In previous experiments, we have shown that antidepressants such as desipramine (DMI) can induce axonal regeneration of noradrenergic locus coeruleus neurons. In this article, we suggest that phospholipase A2 is involved in the molecular mechanism of the antidepressant-induced regeneration of brain noradrenergic axons. The effects of the PLA2 inhibitors, mepacrine (MEP) or 4-bromphenacyl bromide (BPB), upon the DMI-induced regeneration of noradrenergic axons in the rat cerebral cortex were assessed by either histofluorescence or immunohistochemistry using an antibody to dopamine-beta-hydroxylase.

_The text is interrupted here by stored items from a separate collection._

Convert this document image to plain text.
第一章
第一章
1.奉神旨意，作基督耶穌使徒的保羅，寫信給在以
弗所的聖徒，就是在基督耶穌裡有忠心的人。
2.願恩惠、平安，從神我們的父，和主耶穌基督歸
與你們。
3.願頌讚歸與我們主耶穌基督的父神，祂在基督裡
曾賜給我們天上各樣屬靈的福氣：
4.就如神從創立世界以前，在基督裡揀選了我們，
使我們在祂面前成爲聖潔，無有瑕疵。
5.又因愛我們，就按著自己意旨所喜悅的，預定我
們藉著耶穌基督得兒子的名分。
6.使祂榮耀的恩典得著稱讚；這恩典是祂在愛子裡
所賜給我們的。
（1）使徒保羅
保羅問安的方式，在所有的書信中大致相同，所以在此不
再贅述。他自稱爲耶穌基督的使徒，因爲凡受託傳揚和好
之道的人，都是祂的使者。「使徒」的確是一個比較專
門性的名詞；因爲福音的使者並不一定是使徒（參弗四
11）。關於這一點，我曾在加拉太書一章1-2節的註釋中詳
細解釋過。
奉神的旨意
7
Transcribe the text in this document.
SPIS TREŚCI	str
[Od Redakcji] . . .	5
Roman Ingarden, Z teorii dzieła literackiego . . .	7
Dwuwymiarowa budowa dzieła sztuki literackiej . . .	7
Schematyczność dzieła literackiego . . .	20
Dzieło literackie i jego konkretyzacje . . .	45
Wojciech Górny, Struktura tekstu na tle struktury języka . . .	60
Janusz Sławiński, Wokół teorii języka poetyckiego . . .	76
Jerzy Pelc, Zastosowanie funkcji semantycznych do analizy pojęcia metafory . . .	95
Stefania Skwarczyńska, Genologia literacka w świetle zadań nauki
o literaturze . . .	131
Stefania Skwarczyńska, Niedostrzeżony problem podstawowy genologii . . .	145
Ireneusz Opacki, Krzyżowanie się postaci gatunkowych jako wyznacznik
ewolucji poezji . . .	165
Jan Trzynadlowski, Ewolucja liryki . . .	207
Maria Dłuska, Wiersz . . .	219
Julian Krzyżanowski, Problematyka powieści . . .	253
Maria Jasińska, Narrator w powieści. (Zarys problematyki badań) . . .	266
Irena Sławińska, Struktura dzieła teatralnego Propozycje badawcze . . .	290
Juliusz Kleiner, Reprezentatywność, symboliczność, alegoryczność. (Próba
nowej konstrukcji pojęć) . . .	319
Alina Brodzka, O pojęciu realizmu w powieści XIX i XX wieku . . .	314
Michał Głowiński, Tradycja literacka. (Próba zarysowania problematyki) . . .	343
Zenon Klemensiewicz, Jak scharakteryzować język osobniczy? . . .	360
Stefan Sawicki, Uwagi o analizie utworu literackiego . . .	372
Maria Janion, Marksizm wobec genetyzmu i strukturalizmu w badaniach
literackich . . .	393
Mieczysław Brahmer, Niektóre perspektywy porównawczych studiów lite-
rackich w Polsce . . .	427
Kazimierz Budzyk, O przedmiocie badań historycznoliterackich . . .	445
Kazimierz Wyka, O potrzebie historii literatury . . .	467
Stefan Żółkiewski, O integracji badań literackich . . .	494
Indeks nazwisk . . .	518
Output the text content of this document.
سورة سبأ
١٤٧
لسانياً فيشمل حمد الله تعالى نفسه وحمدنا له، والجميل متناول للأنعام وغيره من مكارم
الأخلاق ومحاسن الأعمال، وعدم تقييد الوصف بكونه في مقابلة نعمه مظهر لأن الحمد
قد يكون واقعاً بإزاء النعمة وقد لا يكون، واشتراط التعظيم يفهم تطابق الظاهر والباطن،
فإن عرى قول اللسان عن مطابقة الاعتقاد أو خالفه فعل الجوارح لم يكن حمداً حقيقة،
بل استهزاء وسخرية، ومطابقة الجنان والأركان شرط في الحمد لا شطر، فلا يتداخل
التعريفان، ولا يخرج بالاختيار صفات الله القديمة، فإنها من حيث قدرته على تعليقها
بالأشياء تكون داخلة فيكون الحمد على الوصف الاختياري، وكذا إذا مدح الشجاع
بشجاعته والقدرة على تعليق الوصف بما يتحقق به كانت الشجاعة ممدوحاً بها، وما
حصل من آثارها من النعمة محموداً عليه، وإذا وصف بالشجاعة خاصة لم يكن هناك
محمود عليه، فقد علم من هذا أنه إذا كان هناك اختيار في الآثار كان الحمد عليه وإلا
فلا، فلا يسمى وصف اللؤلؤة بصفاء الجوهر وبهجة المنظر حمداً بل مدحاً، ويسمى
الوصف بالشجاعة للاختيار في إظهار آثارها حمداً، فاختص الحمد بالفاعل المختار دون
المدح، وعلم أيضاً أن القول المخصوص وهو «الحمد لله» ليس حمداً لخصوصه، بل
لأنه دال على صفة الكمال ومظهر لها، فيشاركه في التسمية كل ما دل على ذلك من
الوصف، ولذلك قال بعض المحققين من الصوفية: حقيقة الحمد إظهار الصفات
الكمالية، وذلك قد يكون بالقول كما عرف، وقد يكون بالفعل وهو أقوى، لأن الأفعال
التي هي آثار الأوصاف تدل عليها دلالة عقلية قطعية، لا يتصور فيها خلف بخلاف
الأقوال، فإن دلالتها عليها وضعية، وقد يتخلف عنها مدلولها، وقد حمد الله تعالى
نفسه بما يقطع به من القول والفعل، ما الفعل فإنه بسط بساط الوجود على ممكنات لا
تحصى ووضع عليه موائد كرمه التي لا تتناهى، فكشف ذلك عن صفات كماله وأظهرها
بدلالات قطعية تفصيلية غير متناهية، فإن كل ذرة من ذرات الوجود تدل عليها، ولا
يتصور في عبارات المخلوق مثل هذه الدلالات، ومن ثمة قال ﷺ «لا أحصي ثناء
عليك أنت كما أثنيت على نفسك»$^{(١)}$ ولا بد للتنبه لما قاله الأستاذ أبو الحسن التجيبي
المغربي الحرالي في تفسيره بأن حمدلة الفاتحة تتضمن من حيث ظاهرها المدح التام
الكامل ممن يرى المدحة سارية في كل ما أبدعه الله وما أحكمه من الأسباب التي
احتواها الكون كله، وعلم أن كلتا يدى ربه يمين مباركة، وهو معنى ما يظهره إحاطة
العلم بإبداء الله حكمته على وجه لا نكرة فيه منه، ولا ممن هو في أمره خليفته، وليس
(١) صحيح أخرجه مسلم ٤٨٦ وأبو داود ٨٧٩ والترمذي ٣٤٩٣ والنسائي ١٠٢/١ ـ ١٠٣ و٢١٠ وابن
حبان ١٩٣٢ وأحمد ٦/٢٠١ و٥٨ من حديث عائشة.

Symmetrical sites of the frontal cortex in both hemispheres were pretreated with 6-hydroxydopamine (6-OHDA). Then, the same cortical site of one hemisphere was infused with DMI by means of osmotic minipumps for more than 2 weeks, while the corresponding cortical site of the other hemisphere was infused with DMI plus MEP or BPB. It was found that the PLA2 inhibitors could attenuate the DMI-induced regeneration of noradrenergic axons. Thus, if axonal retraction or degeneration of brain noradrenergic neurons is involved in the pathogenesis of clinical depression, elucidating the malfunction of the PLA2 systems may provide substantial evidence to aid in our understanding of the cause of depression at the molecular level.